랭크(rank) : 텐서가 가지고 있는 배열의 차원
구조(shape), 랭크(rank), 차원번호(dimension number)

구조	랭크	차원번호
[]	0	0-D
[D0]	1	1-D
...	...	1-D
[D0, D1, ..., Dn-1]	n	n-D

텐서 주요 변환 함수

https://www.tensorflow.org/versions/master/api_docs/python/array_ops.html

In [1]:

import numpy as np
import tensorflow as tf
# points는 2000*2 배열입니다.
points = [[0,0] for x in range(2000)]
vectors = tf.constant(points)
expanded_vectors = tf.expand_dims(vectors, 0)

with tf.Session() as sess:
    print(sess.run(tf.rank(vectors)), vectors.get_shape())
    print(sess.run(tf.rank(expanded_vectors)), expanded_vectors.get_shape())

2 (2000, 2)
3 (1, 2000, 2)

코드설명

expanded_vectors의 새로운 차원 D0에는 크기가 1임을 확인할 수 있습니다.

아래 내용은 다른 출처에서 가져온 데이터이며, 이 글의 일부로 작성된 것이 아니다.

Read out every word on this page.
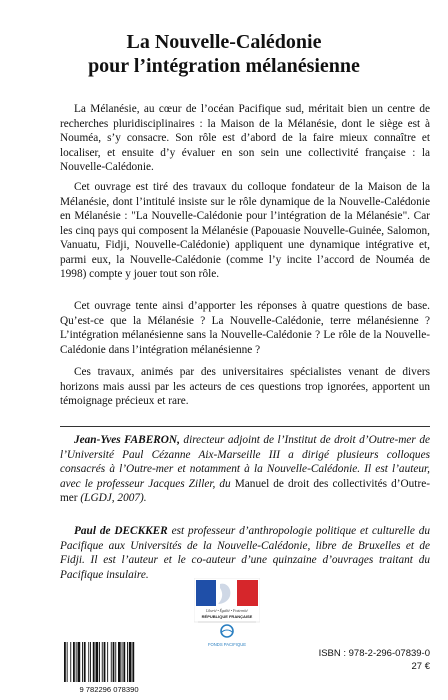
La Nouvelle-Calédonie
pour l’intégration mélanésienne

La Mélanésie, au cœur de l’océan Pacifique sud, méritait bien un centre de recherches pluridisciplinaires : la Maison de la Mélanésie, dont le siège est à Nouméa, s’y consacre. Son rôle est d’abord de la faire mieux connaître et localiser, et ensuite d’y évaluer en son sein une collectivité française : la Nouvelle-Calédonie.

Cet ouvrage est tiré des travaux du colloque fondateur de la Maison de la Mélanésie, dont l’intitulé insiste sur le rôle dynamique de la Nouvelle-Calédonie en Mélanésie : "La Nouvelle-Calédonie pour l’intégration de la Mélanésie". Car les cinq pays qui composent la Mélanésie (Papouasie Nouvelle-Guinée, Salomon, Vanuatu, Fidji, Nouvelle-Calédonie) appliquent une dynamique intégrative et, parmi eux, la Nouvelle-Calédonie (comme l’y incite l’accord de Nouméa de 1998) compte y jouer tout son rôle.

Cet ouvrage tente ainsi d’apporter les réponses à quatre questions de base. Qu’est-ce que la Mélanésie ? La Nouvelle-Calédonie, terre mélanésienne ? L’intégration mélanésienne sans la Nouvelle-Calédonie ? Le rôle de la Nouvelle-Calédonie dans l’intégration mélanésienne ?

Ces travaux, animés par des universitaires spécialistes venant de divers horizons mais aussi par les acteurs de ces questions trop ignorées, apportent un témoignage précieux et rare.

Jean-Yves FABERON, directeur adjoint de l’Institut de droit d’Outre-mer de l’Université Paul Cézanne Aix-Marseille III a dirigé plusieurs colloques consacrés à l’Outre-mer et notamment à la Nouvelle-Calédonie. Il est l’auteur, avec le professeur Jacques Ziller, du Manuel de droit des collectivités d’Outre-mer (LGDJ, 2007).

Paul de DECKKER est professeur d’anthropologie politique et culturelle du Pacifique aux Universités de la Nouvelle-Calédonie, libre de Bruxelles et de Fidji. Il est l’auteur et le co-auteur d’une quinzaine d’ouvrages traitant du Pacifique insulaire.

Liberté • Égalité • Fraternité
RÉPUBLIQUE FRANÇAISE
FONDS PACIFIQUE
9 782296 078390
ISBN : 978-2-296-07839-0
27 €
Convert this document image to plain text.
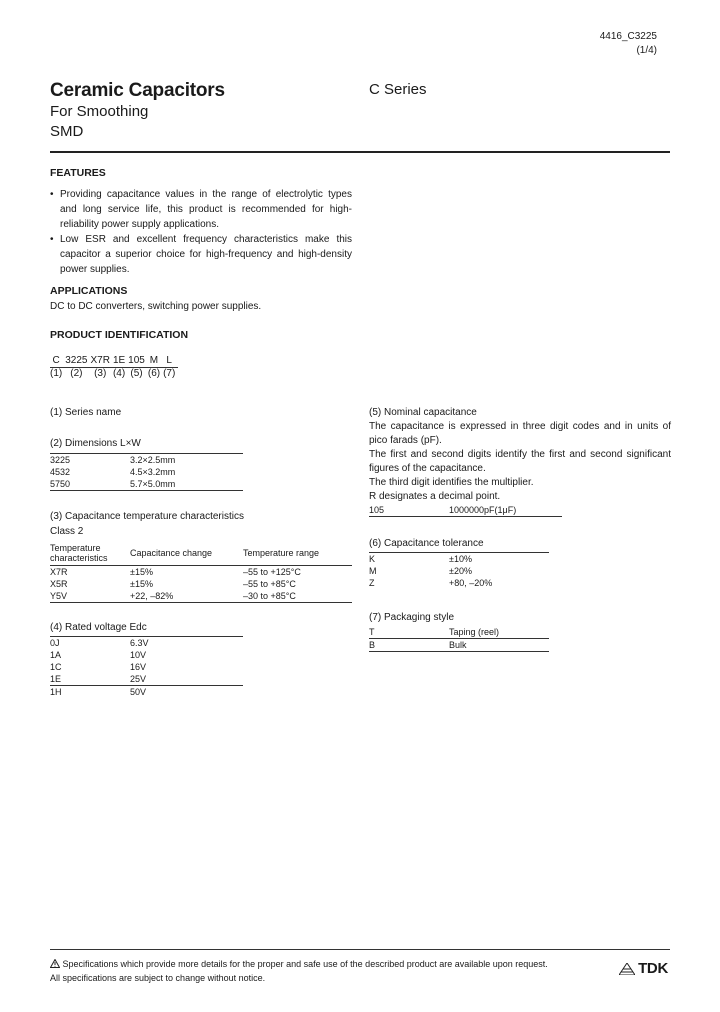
4416_C3225
(1/4)
Ceramic Capacitors
For Smoothing
SMD
C Series
FEATURES
• Providing capacitance values in the range of electrolytic types and long service life, this product is recommended for high-reliability power supply applications.
• Low ESR and excellent frequency characteristics make this capacitor a superior choice for high-frequency and high-density power supplies.
APPLICATIONS
DC to DC converters, switching power supplies.
PRODUCT IDENTIFICATION
C	3225	X7R	1E	105	M	L
(1)	(2)	(3)	(4)	(5)	(6)	(7)
(1) Series name
(2) Dimensions L×W
3225	3.2×2.5mm
4532	4.5×3.2mm
5750	5.7×5.0mm
(3) Capacitance temperature characteristics
Class 2
Temperature characteristics	Capacitance change	Temperature range
X7R	±15%	–55 to +125°C
X5R	±15%	–55 to +85°C
Y5V	+22, –82%	–30 to +85°C
(4) Rated voltage Edc
0J	6.3V
1A	10V
1C	16V
1E	25V
1H	50V
(5) Nominal capacitance
The capacitance is expressed in three digit codes and in units of pico farads (pF).
The first and second digits identify the first and second significant figures of the capacitance.
The third digit identifies the multiplier.
R designates a decimal point.
105	1000000pF(1μF)
(6) Capacitance tolerance
K	±10%
M	±20%
Z	+80, –20%
(7) Packaging style
T	Taping (reel)
B	Bulk
Specifications which provide more details for the proper and safe use of the described product are available upon request.
All specifications are subject to change without notice.
TDK
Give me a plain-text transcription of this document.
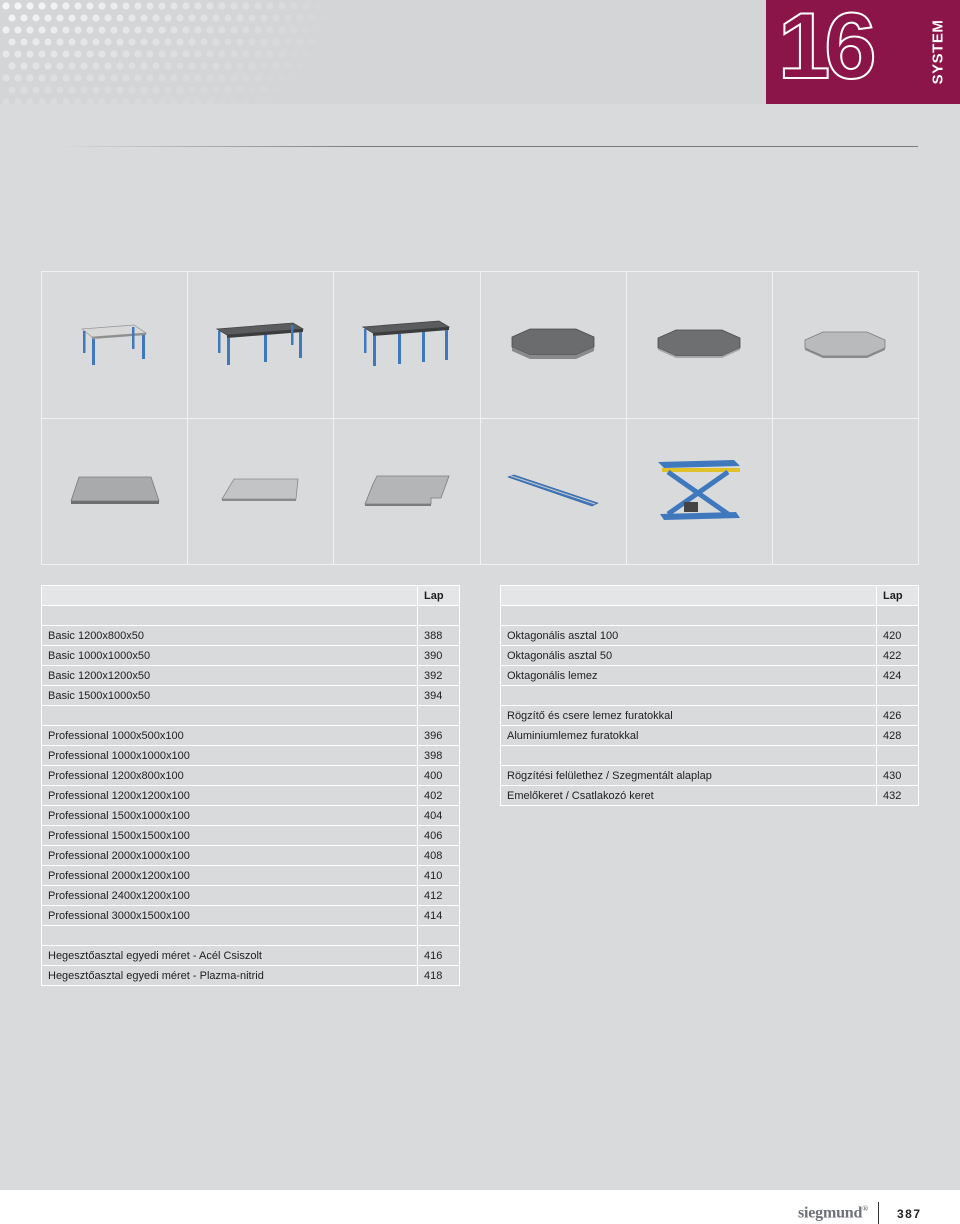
16	SYSTEM
	Lap

Basic 1200x800x50	388
Basic 1000x1000x50	390
Basic 1200x1200x50	392
Basic 1500x1000x50	394

Professional 1000x500x100	396
Professional 1000x1000x100	398
Professional 1200x800x100	400
Professional 1200x1200x100	402
Professional 1500x1000x100	404
Professional 1500x1500x100	406
Professional 2000x1000x100	408
Professional 2000x1200x100	410
Professional 2400x1200x100	412
Professional 3000x1500x100	414

Hegesztőasztal egyedi méret - Acél Csiszolt	416
Hegesztőasztal egyedi méret - Plazma-nitrid	418
	Lap

Oktagonális asztal 100	420
Oktagonális asztal 50	422
Oktagonális lemez	424

Rögzítő és csere lemez furatokkal	426
Aluminiumlemez furatokkal	428

Rögzítési felülethez / Szegmentált alaplap	430
Emelőkeret / Csatlakozó keret	432
siegmund® 387
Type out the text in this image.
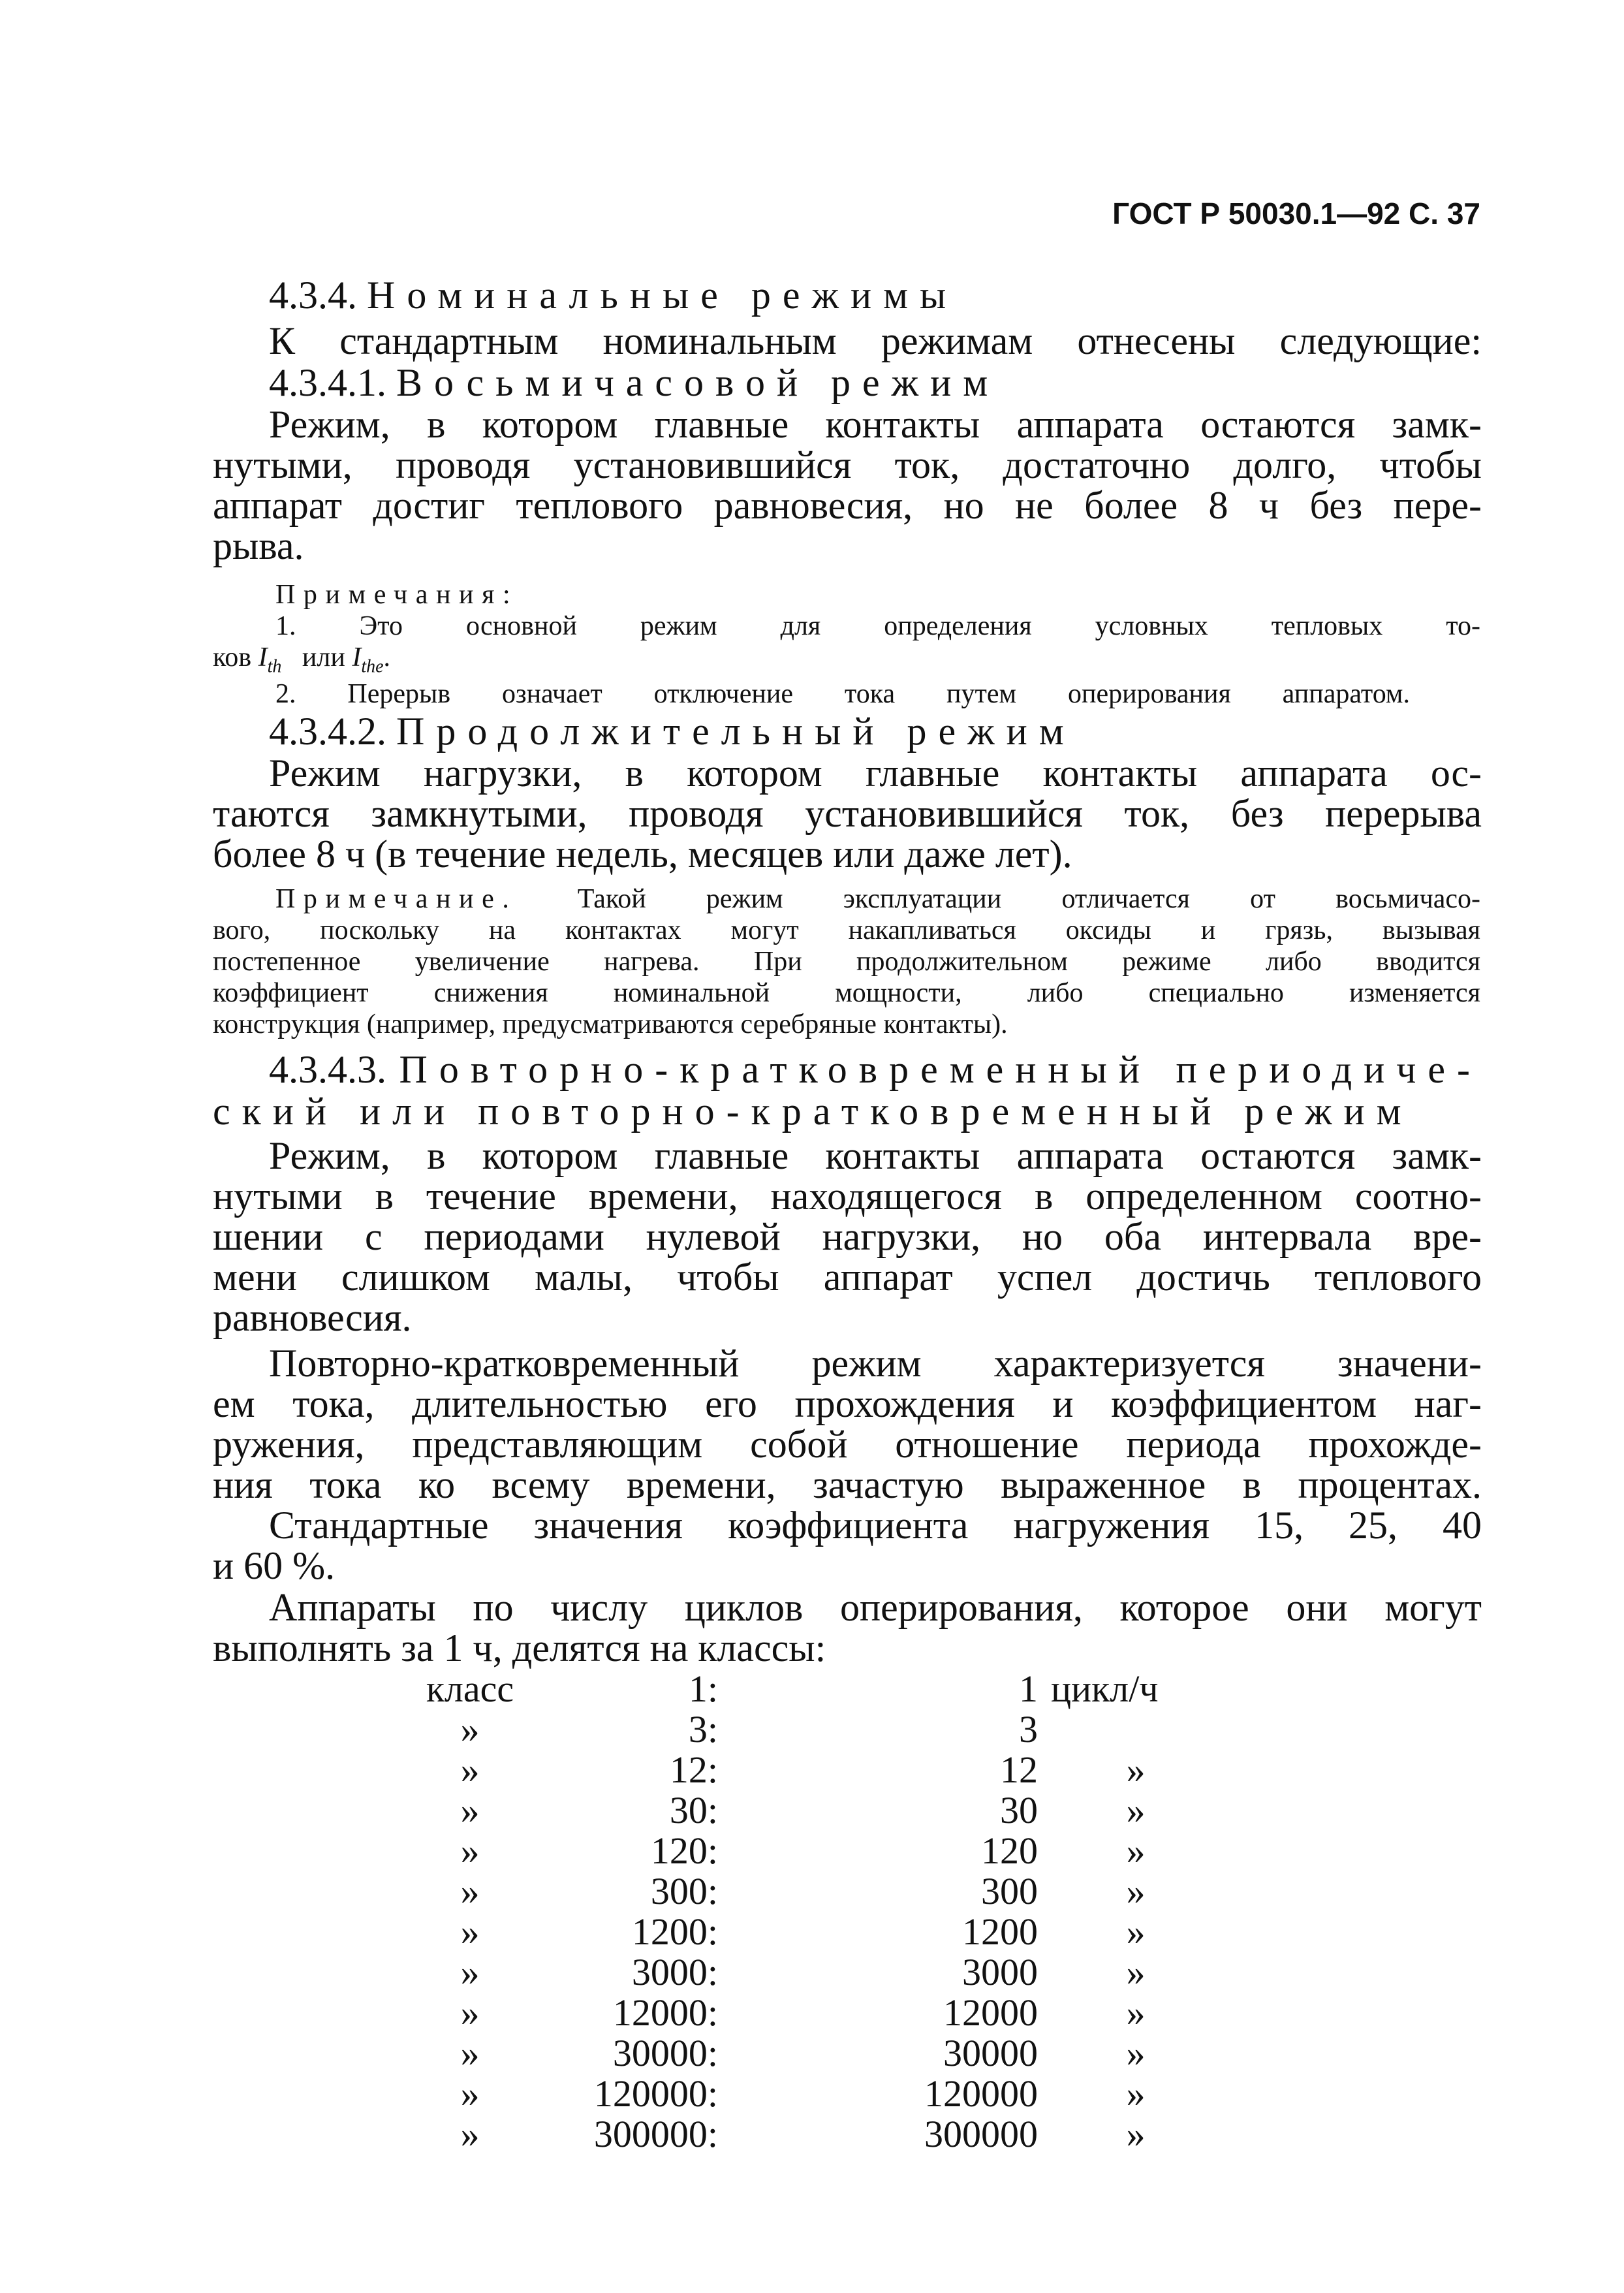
ГОСТ Р 50030.1—92 С. 37
4.3.4. Номинальные режимы
К стандартным номинальным режимам отнесены следующие:
4.3.4.1. Восьмичасовой режим
Режим, в котором главные контакты аппарата остаются замк-
нутыми, проводя установившийся ток, достаточно долго, чтобы
аппарат достиг теплового равновесия, но не более 8 ч без пере-
рыва.
Примечания:
1. Это основной режим для определения условных тепловых то-
ков $I_{th}$ или $I_{the}$.
2. Перерыв означает отключение тока путем оперирования аппаратом.
4.3.4.2. Продолжительный режим
Режим нагрузки, в котором главные контакты аппарата ос-
таются замкнутыми, проводя установившийся ток, без перерыва
более 8 ч (в течение недель, месяцев или даже лет).
Примечание. Такой режим эксплуатации отличается от восьмичасо-
вого, поскольку на контактах могут накапливаться оксиды и грязь, вызывая
постепенное увеличение нагрева. При продолжительном режиме либо вводится
коэффициент снижения номинальной мощности, либо специально изменяется
конструкция (например, предусматриваются серебряные контакты).
4.3.4.3. Повторно-кратковременный периодиче-
ский или повторно-кратковременный режим
Режим, в котором главные контакты аппарата остаются замк-
нутыми в течение времени, находящегося в определенном соотно-
шении с периодами нулевой нагрузки, но оба интервала вре-
мени слишком малы, чтобы аппарат успел достичь теплового
равновесия.
Повторно-кратковременный режим характеризуется значени-
ем тока, длительностью его прохождения и коэффициентом наг-
ружения, представляющим собой отношение периода прохожде-
ния тока ко всему времени, зачастую выраженное в процентах.
Стандартные значения коэффициента нагружения 15, 25, 40
и 60 %.
Аппараты по числу циклов оперирования, которое они могут
выполнять за 1 ч, делятся на классы:
класс	1:	1 цикл/ч
»	3:	3
»	12:	12	»
»	30:	30	»
»	120:	120	»
»	300:	300	»
»	1200:	1200	»
»	3000:	3000	»
»	12000:	12000	»
»	30000:	30000	»
»	120000:	120000	»
»	300000:	300000	»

새로운 차원에 크기(size)를 지정할 수 없습니다.

구조 브로드캐스팅

특정 조건을 충족할 때 구조가 다른 텐서 간 연산을 지원합니다.

3.2 텐서플로의 데이터 저장소¶

3.2.1 데이터 파일¶

https://www.tensorflow.org/versions/master/how_tos/reading_data/index.html

3.2.2 변수와 상수¶

tf.constant()를 사용한 상수 생성

함수	설명
tf.zeros_like	모든 원소를 0으로 초기화한 텐서를 생성합니다.
tf.ones_like	모든 원소를 1로 초기화한 텐서를 생성합니다.
tf.fill	주어진 스칼라 값으로 원소를 초기화한 텐서를 생성합니다.
tf.constant	함수 인수로 지정된 값을 이용하여 상수 텐서를 생성합니다.

tf.variable()를 사용한 변수 생성

함수	설명
tf.random_normal	정규분포를 따르는 난수로 텐서를 생성합니다.
tf.truncated_normal	정규분포를 따르는 난수로 텐서를 생성하되, 크기가 표준편차의 2배수보다 큰 값은 제거합니다.
tf.random_uniform	균등분포를 따르는 난수로 텐서를 생성합니다.
tf.random_shuffle	첫 번째 차원을 기준으로 텐서의 원소를 섞습니다.
tf.set_random_seed	난수 시드(seed)를 설정합니다.

변수를 사용하려면 그래프를 구성한 후 run 함수를 실행하기 전에 다음함수로 반드시 초기화

tf.initiaize_all_variables()

3.2.3 파이썬 코드로 제공¶

placeholder: 프로그램 실행중에 데이터를 변경하는 데 사용하는 'symbolic' 변수

tf.placeholder()

원소의 자료형, 텐서의 구조를 매개변수로 제공 가능.

feed_dict

session.run() 또는 Tensor.eval() 메소드를 호출할 때

매개변수로 placeholder를 지정하여 데이터를 전달 할 수 있음.

In [2]:

import numpy as np
import tensorflow as tf

a = tf.placeholder("float")
b = tf.placeholder("float")

y = tf.mul(a, b)

with tf.Session() as sess:
    print(sess.run(y, feed_dict={a: 3, b: 3}))

9.0

코드 설명

sess.run()을 호출할 때 텐서 a,b 두 개를 feed_dict 매개변수를 통해 전달.

3.3 K-평균 알고리즘¶

K-평균 알고리즘(K-means algorithm): 주어진 데이터를 지정된 군집(cluster) 개수(K)로 그룹화.

중심(centroid): 알고리즘의 결과. K 개의 점. 데이터들은 K개의 군집 중 하나만 속할 수 있음.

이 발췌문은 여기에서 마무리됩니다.